Andy Warhol Cambell's Soup
Pop Culture Art: Andy Warhol

Tuesday, February 21, 2012



The early cultural authors did not grasp the full cause and effect of culture.  Without looking into the observed experience of the “others” and failing to look at culture as a complete human form, that is unique to the individuals thoughts and emotions the process is flawed.  This rejection of the human factor, seeking a grander      existence resides deeper in Platonic philosophy.  That there is a higher existence of self that cannot be found on temporal terms.  The approach from a high culture point of view negates the human value of culture.  Mach’s Principle is based on the experience of sensation is the only true foundation for observable truth.

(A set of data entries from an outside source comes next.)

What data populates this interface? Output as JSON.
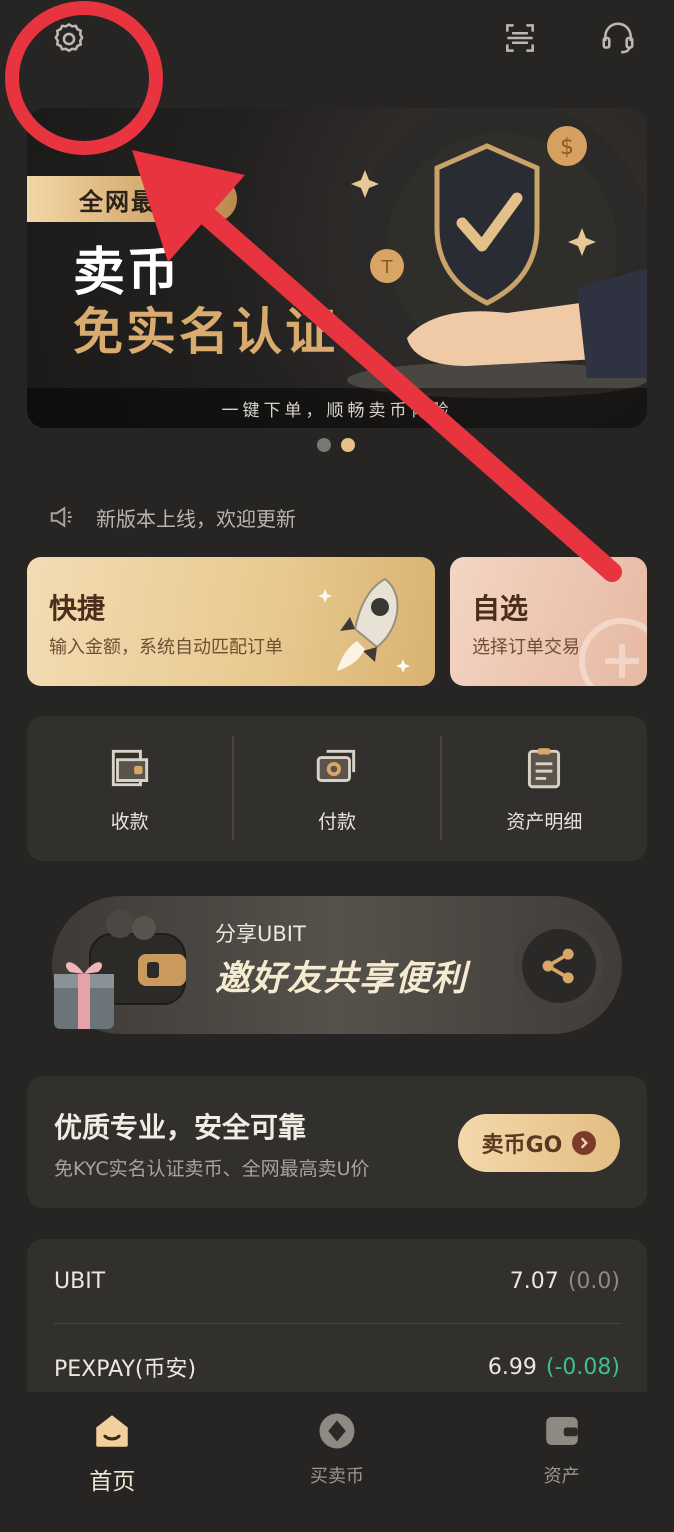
{
  "header": {
    "settings_icon": "gear-icon",
    "scan_icon": "scan-icon",
    "support_icon": "headset-icon"
  },
  "banner": {
    "tag": "全网最",
    "title_line1": "卖币",
    "title_line2": "免实名认证",
    "footer": "一键下单，顺畅卖币体验",
    "dots_active_index": 1
  },
  "notice": {
    "icon": "speaker-icon",
    "text": "新版本上线，欢迎更新"
  },
  "trade_cards": {
    "quick": {
      "title": "快捷",
      "subtitle": "输入金额，系统自动匹配订单"
    },
    "self": {
      "title": "自选",
      "subtitle": "选择订单交易"
    }
  },
  "actions": [
    {
      "label": "收款",
      "icon": "wallet-icon"
    },
    {
      "label": "付款",
      "icon": "payment-icon"
    },
    {
      "label": "资产明细",
      "icon": "clipboard-icon"
    }
  ],
  "share": {
    "subtitle": "分享UBIT",
    "title": "邀好友共享便利",
    "icon": "share-icon"
  },
  "promo": {
    "title": "优质专业，安全可靠",
    "subtitle": "免KYC实名认证卖币、全网最高卖U价",
    "button": "卖币GO"
  },
  "rates": [
    {
      "name": "UBIT",
      "value": "7.07",
      "change": "(0.0)",
      "change_color": "#8e8a83"
    },
    {
      "name": "PEXPAY(币安)",
      "value": "6.99",
      "change": "(-0.08)",
      "change_color": "#3fbf8f"
    }
  ],
  "bottom_nav": [
    {
      "label": "首页",
      "icon": "home-icon",
      "active": true
    },
    {
      "label": "买卖币",
      "icon": "trade-icon",
      "active": false
    },
    {
      "label": "资产",
      "icon": "wallet-icon",
      "active": false
    }
  ],
  "colors": {
    "background": "#262524",
    "card": "#32302d",
    "accent_gold": "#e3bd82",
    "annotation_red": "#e8343f"
  }
}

Ernest Mach an Austrian physicist who expounded that nothing exists without being directly observed.  In the modern since this is impractical but taken as a tool for what is perceived by closer examination and removing, the illusion of what is not real we find a better glimpse of our reality in things that are contingent from observations may also exist.
John G. Hatch draws the influence of Mach’s Principle to Frantisek Kupka's evolution of abstract paintings, “The relationship between our subjective perceptions and objective reality and the role of sensations in this relationship.  Both of these are corner stones of Mach's scientific philosophy” (Hatch).  Hatch documents Mach’s influence on Kupka’s as a pursuit of the coexistence of art with nature.  Through our synthesis of observation, the mental evolution of instinct to abstract cognition creates a sensation from object to subject.  In Kupka’s book, La Creation dans les Arts Plastiques he relates the artistic interpretation cannot be removed in that nature it is not static.  The artist is a part of the nature that he is interpreting and Kupka used Mach’s principle as a basis to show that relationship of artist, nature and those sensations used to interpret both.

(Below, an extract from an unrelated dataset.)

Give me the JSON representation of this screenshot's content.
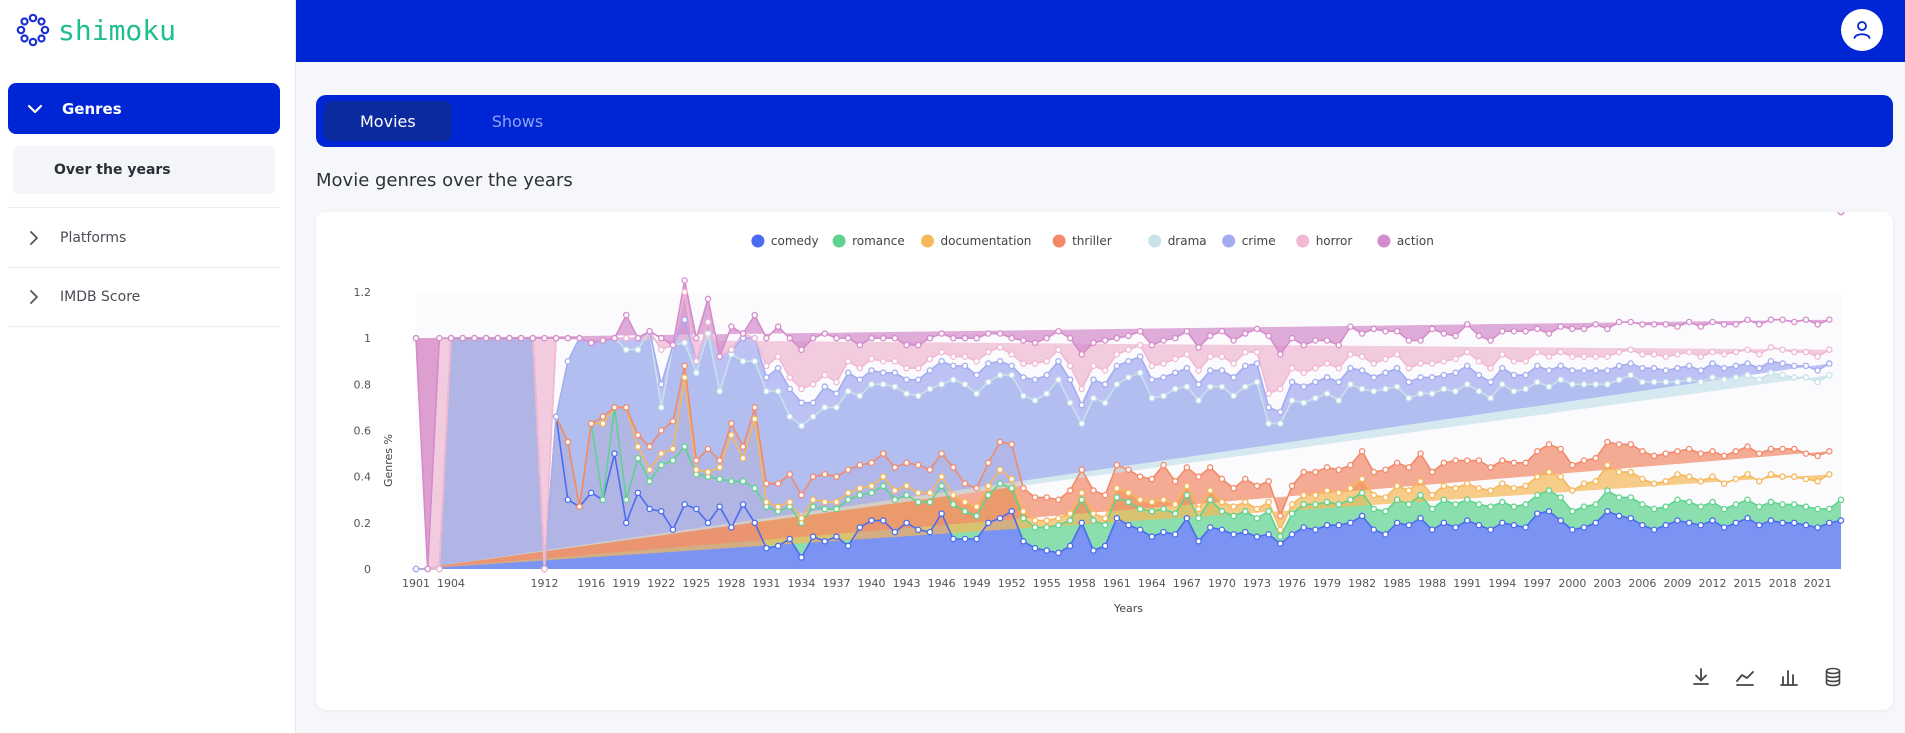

Examples of Kupka’s abstract approach after completing  La Creation dans les Arts Plastiques are his Colour Planes, 1910-11 and Cosmic Ray (1913-1914).  Colour Planes “embodies Kupka's attempt to identify and define in painterly terms a fundamental component of natural reality; in this case, the manifestation of natural energy in terms of waves.” (Hatch) As Kupka’s own perception evolved, three years later in Cosmic Ray, an intrinsic sphere with intertwining network of colors compare to what we see now in the captions of our universe.  An almost surrealistic examination of nature and we are its observers.